Wakayama had partnered with Clairvest Neem in a consortium which also included Caesars Entertainment for its tilt at an IR licence. However, the assembly voted 18 in favour and 22 against the plan that was put forward.
Nagasaki’s prefectural assembly voted 42 in favour and three against its plan, which was developed along with Casinos Austria. The Casinos Austria plan will be put forward to the central government in Tokyo, which had set a deadline of April 28 for the process.
It will join a consortium between MGM Resorts and Orix Corp as the only two remaining bidders for the three licences that the government had planned to award. MGM has partnered with Osaka and is seen as a certain to receive Tokyo’s endorsement.
The Wakayama plan reportedly faltered due to concerns about financing for the JPY470bn bid (US$3.7bn). The local government chose Clairvest as its partner in summer last year.
The company’s proposal consisted of a facility of approximately 569,000sq.m in total size, including international conference halls, exhibition halls, restaurants, accommodation venues and a casino.

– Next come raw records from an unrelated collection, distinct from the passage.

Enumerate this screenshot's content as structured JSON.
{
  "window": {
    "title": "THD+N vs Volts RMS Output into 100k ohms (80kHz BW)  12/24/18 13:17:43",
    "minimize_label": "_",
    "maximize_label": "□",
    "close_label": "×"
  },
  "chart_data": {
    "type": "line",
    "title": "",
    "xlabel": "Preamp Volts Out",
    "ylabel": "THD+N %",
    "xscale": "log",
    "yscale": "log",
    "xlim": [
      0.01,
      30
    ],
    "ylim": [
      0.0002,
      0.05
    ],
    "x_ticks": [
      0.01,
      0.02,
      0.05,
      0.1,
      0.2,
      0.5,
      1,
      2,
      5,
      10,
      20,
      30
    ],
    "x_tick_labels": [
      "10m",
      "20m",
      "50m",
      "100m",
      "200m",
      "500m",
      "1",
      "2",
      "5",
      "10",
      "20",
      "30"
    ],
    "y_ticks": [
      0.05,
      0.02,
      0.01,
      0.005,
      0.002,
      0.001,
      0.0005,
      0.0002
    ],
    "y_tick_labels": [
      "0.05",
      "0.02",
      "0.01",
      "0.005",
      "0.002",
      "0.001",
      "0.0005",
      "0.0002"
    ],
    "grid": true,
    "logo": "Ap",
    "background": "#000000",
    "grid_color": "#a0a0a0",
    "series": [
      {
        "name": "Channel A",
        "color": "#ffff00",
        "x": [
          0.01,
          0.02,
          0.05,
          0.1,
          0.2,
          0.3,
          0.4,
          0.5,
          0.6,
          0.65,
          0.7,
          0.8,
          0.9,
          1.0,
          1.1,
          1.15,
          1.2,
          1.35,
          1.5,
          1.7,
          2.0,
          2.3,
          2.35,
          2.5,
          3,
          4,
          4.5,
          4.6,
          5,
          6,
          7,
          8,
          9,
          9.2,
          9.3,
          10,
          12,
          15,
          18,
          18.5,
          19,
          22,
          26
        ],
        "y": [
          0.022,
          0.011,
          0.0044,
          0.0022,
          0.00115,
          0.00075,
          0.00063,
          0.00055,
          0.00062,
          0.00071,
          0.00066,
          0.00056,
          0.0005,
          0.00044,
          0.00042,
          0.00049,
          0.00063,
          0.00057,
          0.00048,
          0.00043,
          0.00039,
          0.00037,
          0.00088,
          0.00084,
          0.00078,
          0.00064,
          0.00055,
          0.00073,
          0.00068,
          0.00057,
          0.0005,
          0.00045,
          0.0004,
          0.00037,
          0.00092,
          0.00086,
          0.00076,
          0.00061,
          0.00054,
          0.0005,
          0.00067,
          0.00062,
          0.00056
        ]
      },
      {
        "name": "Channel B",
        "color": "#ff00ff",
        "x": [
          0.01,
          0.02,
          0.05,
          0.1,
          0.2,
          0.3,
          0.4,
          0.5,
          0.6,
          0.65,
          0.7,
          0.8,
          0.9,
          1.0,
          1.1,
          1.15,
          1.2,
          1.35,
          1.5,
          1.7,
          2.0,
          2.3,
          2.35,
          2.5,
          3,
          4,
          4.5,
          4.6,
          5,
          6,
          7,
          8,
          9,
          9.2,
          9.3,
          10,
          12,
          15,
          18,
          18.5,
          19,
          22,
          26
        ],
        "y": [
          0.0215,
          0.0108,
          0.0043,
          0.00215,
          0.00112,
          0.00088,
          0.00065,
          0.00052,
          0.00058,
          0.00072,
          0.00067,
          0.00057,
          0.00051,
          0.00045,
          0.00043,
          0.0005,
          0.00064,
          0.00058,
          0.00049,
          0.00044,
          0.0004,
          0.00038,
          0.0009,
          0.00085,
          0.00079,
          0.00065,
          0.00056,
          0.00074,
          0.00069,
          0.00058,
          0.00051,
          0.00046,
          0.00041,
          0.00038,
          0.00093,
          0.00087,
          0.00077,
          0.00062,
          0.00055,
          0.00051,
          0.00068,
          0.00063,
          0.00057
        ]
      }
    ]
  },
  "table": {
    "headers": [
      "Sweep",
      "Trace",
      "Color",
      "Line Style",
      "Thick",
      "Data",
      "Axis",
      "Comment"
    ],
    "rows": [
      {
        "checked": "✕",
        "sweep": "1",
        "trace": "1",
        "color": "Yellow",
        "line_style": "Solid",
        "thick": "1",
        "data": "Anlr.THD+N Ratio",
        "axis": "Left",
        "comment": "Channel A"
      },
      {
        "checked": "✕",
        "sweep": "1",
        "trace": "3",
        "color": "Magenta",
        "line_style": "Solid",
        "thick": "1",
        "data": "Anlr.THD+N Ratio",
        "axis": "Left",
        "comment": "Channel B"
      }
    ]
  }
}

Governor Nisaka estimated at the time that the opening of the IR would create about 14,000 new jobs in the prefecture and have an economic spillover effect of about JPY260bn on an annual basis.
The projection was that the Wakayama IR would draw about 13 million visitors per year, of which about three million would be foreign nationals.
Clairvest, however, was not the favoured bidder. Its proposal was scored at 656 points out of 1,000 by the selection committee in its report completed on April 30, while the other operator in the race at that time, Suncity Group, had scored a far superior 720 points.
Suncity abruptly pulled out of the race in May last year.